Bencillik Tuzağı
Kuran’a göre varlık dünyasının merkezinde Allah vardır. İnsan da dahil diğer varlıkların hepsi Onun yaratıklarıdır ve her şey, Allah’ın varlığına bağlıdır. Yine Kuran’a göre Allah, bütün insanları kendisinin aşkın ve yüce olan varlığını ve birliğini tanıma yeteneğine sahip biçimde yaratmıştır. Tüm insanlarda mevcut olan bu doğal kabiliyete “fıtrat” denir. İnsanın dini tabiatı olan fıtrat, zamanla zayıflayıp etkisiz kalsa da hiçbir zaman yok edilemez.
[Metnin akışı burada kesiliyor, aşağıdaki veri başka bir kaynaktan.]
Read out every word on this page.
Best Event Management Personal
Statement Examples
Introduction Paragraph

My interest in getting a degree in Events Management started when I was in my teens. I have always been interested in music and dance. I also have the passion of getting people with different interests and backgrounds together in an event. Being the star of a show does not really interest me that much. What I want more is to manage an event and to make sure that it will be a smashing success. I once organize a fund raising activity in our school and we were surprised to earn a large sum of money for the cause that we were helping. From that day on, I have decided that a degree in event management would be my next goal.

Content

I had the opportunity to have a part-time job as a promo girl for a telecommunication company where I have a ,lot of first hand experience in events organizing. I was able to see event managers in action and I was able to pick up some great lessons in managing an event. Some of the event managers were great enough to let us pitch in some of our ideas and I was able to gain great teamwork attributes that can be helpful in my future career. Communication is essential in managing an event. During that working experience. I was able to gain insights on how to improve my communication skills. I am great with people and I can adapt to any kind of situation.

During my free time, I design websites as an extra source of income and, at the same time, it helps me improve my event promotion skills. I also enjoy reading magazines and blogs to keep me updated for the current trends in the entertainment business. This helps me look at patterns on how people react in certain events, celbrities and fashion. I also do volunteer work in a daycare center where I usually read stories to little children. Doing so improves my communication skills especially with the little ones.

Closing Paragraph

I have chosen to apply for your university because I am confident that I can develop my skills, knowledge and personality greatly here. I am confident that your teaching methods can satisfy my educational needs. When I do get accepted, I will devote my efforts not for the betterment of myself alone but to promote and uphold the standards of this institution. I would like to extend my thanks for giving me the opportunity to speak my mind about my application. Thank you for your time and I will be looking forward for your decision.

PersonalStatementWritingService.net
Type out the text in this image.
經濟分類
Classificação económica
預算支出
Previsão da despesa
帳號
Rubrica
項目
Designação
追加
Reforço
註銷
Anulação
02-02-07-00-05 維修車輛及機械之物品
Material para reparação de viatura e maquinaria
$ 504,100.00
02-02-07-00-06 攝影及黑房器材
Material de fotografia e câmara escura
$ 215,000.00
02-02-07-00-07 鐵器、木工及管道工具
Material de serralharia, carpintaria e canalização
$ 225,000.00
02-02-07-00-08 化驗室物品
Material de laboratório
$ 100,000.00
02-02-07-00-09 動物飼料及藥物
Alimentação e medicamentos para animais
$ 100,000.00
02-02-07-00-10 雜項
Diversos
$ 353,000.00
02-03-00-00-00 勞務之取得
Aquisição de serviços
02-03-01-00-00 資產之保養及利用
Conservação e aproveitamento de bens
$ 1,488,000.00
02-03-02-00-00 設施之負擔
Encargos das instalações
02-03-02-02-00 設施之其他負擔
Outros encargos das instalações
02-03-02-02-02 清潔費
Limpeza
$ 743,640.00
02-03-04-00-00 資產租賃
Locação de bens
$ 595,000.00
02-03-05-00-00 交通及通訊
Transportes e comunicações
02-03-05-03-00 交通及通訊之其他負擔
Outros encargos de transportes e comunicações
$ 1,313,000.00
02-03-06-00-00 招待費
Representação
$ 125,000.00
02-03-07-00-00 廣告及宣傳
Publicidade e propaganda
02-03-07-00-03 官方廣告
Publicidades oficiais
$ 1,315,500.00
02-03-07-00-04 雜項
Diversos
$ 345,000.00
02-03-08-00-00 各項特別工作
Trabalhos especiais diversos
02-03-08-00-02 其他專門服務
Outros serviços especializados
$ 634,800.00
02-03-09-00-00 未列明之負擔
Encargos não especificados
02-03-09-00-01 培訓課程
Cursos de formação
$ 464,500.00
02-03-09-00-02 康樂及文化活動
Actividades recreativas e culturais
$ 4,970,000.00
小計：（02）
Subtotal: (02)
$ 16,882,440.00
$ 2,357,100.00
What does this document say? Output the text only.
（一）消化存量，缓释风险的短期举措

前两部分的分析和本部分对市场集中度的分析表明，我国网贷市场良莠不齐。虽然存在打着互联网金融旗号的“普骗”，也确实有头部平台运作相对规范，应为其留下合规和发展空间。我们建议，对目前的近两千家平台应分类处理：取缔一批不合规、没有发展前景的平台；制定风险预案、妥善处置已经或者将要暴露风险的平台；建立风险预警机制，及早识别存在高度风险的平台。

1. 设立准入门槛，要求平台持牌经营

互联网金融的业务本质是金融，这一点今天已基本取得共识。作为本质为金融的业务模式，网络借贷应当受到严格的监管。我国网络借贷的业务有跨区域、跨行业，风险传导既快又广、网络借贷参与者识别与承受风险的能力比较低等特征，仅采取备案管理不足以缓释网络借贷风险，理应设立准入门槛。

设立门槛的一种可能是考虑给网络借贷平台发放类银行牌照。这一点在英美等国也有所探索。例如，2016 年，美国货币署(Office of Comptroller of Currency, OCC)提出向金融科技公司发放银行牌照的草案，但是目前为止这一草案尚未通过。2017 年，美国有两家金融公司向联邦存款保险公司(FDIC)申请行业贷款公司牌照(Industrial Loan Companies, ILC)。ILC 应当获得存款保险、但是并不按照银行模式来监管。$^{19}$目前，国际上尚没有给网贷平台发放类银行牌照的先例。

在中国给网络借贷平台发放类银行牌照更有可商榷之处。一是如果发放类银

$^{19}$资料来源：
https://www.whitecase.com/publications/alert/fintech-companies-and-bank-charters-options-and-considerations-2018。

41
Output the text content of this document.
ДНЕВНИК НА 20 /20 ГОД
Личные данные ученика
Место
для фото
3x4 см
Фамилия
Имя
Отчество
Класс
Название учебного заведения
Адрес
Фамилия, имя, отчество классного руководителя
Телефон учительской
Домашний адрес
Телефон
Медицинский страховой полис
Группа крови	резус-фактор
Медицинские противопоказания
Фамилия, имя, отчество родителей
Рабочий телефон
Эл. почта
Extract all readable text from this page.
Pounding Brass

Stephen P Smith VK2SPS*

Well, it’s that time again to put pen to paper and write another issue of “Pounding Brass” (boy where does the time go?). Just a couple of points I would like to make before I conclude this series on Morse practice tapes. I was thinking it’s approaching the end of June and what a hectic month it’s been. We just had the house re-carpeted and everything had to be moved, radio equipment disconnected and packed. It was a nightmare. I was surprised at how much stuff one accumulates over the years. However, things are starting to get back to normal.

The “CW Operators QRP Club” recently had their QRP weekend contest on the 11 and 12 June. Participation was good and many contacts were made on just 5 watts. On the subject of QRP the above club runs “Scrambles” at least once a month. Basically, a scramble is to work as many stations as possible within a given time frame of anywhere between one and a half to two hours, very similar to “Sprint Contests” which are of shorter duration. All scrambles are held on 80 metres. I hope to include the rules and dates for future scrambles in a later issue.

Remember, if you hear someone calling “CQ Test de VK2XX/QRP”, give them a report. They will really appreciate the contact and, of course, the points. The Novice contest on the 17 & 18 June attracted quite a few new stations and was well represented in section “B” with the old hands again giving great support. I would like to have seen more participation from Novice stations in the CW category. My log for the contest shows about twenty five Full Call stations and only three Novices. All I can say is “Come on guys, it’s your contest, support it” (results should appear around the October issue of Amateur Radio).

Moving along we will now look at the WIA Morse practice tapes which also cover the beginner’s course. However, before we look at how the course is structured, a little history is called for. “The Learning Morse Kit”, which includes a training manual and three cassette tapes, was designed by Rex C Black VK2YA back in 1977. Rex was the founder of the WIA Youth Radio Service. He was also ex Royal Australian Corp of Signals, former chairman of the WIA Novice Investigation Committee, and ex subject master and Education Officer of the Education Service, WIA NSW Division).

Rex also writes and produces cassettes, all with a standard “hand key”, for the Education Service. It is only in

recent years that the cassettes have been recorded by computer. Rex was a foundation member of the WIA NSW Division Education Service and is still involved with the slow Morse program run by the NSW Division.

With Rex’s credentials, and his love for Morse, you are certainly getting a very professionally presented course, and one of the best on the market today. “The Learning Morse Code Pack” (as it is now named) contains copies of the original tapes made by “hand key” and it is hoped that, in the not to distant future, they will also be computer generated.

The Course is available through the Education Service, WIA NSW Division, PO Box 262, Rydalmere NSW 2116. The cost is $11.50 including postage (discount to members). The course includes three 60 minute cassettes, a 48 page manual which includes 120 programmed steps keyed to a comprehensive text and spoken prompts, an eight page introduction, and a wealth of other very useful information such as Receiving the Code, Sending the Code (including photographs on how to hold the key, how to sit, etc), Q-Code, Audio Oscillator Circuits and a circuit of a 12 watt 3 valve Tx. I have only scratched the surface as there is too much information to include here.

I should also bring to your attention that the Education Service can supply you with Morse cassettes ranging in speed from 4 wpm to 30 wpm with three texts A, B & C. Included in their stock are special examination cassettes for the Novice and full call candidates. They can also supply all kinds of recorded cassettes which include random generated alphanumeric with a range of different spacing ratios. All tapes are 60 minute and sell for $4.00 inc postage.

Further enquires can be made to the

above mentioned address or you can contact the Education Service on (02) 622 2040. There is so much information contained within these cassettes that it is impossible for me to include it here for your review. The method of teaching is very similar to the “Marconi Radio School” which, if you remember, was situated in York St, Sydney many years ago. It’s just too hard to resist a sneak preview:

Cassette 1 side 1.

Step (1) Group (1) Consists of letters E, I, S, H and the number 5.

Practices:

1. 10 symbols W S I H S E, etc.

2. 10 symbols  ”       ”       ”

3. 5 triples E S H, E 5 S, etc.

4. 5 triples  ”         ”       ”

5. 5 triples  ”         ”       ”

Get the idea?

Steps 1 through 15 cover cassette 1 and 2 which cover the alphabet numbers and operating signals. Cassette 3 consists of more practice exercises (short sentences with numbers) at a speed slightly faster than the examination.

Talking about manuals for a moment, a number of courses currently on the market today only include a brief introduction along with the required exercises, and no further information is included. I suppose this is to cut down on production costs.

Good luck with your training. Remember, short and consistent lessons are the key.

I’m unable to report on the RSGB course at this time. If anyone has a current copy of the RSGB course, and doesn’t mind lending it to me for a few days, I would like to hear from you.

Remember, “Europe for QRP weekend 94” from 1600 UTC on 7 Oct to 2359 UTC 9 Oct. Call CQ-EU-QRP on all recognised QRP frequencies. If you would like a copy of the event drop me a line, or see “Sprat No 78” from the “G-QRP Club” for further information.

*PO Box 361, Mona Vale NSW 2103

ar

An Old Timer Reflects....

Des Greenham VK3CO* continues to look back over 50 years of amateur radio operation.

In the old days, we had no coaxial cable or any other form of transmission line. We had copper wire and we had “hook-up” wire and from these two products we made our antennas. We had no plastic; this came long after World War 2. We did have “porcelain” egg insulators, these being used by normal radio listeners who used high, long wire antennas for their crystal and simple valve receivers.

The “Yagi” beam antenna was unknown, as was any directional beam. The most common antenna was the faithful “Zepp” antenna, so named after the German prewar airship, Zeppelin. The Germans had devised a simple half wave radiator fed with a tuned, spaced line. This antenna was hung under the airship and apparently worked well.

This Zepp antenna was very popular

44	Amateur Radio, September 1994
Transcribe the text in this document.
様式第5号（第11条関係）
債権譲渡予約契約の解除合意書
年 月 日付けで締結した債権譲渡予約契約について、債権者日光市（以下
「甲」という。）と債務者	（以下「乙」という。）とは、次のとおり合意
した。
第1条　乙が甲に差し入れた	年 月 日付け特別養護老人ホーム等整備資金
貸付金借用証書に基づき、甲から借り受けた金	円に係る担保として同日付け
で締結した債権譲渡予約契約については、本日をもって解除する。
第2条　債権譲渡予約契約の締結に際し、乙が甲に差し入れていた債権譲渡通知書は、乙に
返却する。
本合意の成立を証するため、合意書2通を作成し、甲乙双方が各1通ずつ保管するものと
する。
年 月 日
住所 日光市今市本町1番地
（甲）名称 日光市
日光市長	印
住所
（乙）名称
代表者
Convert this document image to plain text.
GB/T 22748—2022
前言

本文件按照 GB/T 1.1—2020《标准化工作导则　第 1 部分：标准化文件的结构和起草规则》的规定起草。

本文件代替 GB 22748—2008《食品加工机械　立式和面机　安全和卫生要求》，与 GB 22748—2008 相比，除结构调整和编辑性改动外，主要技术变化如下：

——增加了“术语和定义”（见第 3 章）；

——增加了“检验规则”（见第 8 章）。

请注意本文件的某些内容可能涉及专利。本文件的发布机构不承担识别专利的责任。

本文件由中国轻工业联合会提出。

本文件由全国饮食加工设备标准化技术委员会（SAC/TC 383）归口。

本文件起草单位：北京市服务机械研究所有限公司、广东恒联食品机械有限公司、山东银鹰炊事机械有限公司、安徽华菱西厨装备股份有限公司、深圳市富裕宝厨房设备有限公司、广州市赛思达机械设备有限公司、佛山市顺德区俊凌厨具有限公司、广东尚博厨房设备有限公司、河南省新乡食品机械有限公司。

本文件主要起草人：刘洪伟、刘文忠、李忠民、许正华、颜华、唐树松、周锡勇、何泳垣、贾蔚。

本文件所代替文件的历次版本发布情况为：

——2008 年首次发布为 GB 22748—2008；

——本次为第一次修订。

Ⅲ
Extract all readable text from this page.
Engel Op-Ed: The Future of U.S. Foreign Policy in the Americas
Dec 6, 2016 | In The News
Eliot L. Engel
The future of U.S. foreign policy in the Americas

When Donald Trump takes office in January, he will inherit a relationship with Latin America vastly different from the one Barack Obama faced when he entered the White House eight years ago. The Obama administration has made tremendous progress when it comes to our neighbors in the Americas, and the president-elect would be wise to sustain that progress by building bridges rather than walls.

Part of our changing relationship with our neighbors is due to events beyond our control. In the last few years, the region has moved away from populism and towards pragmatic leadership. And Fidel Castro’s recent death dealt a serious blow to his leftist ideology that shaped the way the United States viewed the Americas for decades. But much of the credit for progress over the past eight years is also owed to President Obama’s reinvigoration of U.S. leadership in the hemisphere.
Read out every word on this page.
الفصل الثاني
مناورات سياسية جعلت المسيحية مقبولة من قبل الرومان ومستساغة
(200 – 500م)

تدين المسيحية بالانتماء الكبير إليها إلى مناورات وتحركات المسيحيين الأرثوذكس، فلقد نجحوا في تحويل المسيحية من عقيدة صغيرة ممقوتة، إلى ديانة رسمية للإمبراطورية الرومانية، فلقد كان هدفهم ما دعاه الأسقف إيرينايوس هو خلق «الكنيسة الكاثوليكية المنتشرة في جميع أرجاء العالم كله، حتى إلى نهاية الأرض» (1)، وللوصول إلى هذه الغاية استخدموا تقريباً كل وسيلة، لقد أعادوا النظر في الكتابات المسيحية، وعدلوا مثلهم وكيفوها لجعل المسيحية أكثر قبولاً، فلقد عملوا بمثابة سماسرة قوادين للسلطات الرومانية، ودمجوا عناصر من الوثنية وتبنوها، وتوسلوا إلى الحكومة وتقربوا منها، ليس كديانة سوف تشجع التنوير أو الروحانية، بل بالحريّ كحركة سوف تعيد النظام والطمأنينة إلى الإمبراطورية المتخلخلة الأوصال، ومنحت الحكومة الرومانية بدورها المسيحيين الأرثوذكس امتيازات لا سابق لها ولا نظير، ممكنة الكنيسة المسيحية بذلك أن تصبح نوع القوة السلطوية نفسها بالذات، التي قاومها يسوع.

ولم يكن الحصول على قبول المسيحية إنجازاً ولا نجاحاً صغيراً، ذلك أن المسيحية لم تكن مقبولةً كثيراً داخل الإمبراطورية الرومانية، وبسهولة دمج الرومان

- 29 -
Allah, iç dünyamızda ve dışımızdaki evrende yer alan sayısız delil ve işaretle bize kendisini anlatmakta ve hatırlatmaktadır. Bu yüzden Allah’a inanıp hakikati bulmak isteyenler için sayısız imkân ve delil vardır. Nitekim kendisine ve çevresine dikkatle ve basiretle bakan herkes, Allah’ın varlığını, varlığın da derin anlamını kolayca kavrayabilecektir.
Din duygusu ve Allah inancı insanın fıtratında bulunduğu için onun, kendi varlığının farkına varmaya başladığı anlar, aynı zamanda kendini Allah’a en yakın bulduğu anlardır. Öte yandan İnsan açısından bakıldığında hayat, ölüme doğru akıp giden bir yolculuktur. Bu yolculukta insanı bekleyen çeşitli duraklar, tuzaklar ve çok yönlü sınavlar vardır. Zira Allah, insanı başıboş bırakmamış; aksine onu imtihan edeceğini ve davranışlarından hesaba çekeceğini haber vermiştir. Demek ki insan bu dünyaya boş yere ve hoşça vakit geçirmek için gelmemiştir. Şüphesiz insan hayatında belli ölçüde eğlenmenin ve dinlenmenin de bir yeri ve zamanı vardır. Ancak insan olmanın görev ve sorumlulukları her şeyden önce ve önemlidir. Çünkü insana bahşedilen üstün nitelikler, beraberinde görev ve sorumlulukları da getirmektedir.
Bu durumda yalnızca hak ve özgürlüklerin peşinde olan; ancak görev ve sorumlulukları hiç hesaba katmayanlar, kendi bencilliklerinin tuzağına düşmüş olurlar. Onlar hem kendileri çok acı çekerler hem de başkalarına hayatı zindan ederler. Bunun için insanın görevi sadece yaşamak değildir. Onun ayrıca niçin ve nasıl yaşadığının da farkında olması gerekir. Ne var ki insanın en zayıf ve sorunlu yanı, “ahlakî kişiliği”dir. Çünkü o, kendine karşı yansız ve dürüst olmayı bir türlü becerememektedir. Oysa en temel ilke, kendimiz hakkında “iç görü” sahibi olup doğru ve yansız bir bilinç oluşturmaktır. Zira insanın felaketini hazırlayan en aldatıcı durum, kendi içindeki kötülüğün farkına varamaması ve onun üstünü örterek kendini temize çıkarmaya çalışmasıdır. Bu sebeple kendini aldatma ve kandırma tuzağına düşmekten kendini kurtaran çok az insan vardır. Oysa insanın gerçek değeri ve mutluluğu, ahlaklı ve erdemli olmadaki başarısına bağlıdır.
Sonuç olarak insan, benliğinin hem iyiyi hem de kötüyü barındırdığını kabul etmedikçe tam anlamıyla doğru olamaz ve hakikati bulamaz. Öyleyse olumsuz yönlerimizden utanmak yerine onları insanî tabiatımızın bir parçası kabul edip güzelleştirmenin bir yolunu aramalıyız. Aksi halde şu fani dünyada kendimizi ölümsüz sanıp azgınlaşır, zalimleşir, hainleşir ve bencilliğimizin kurbanı olur gideriz.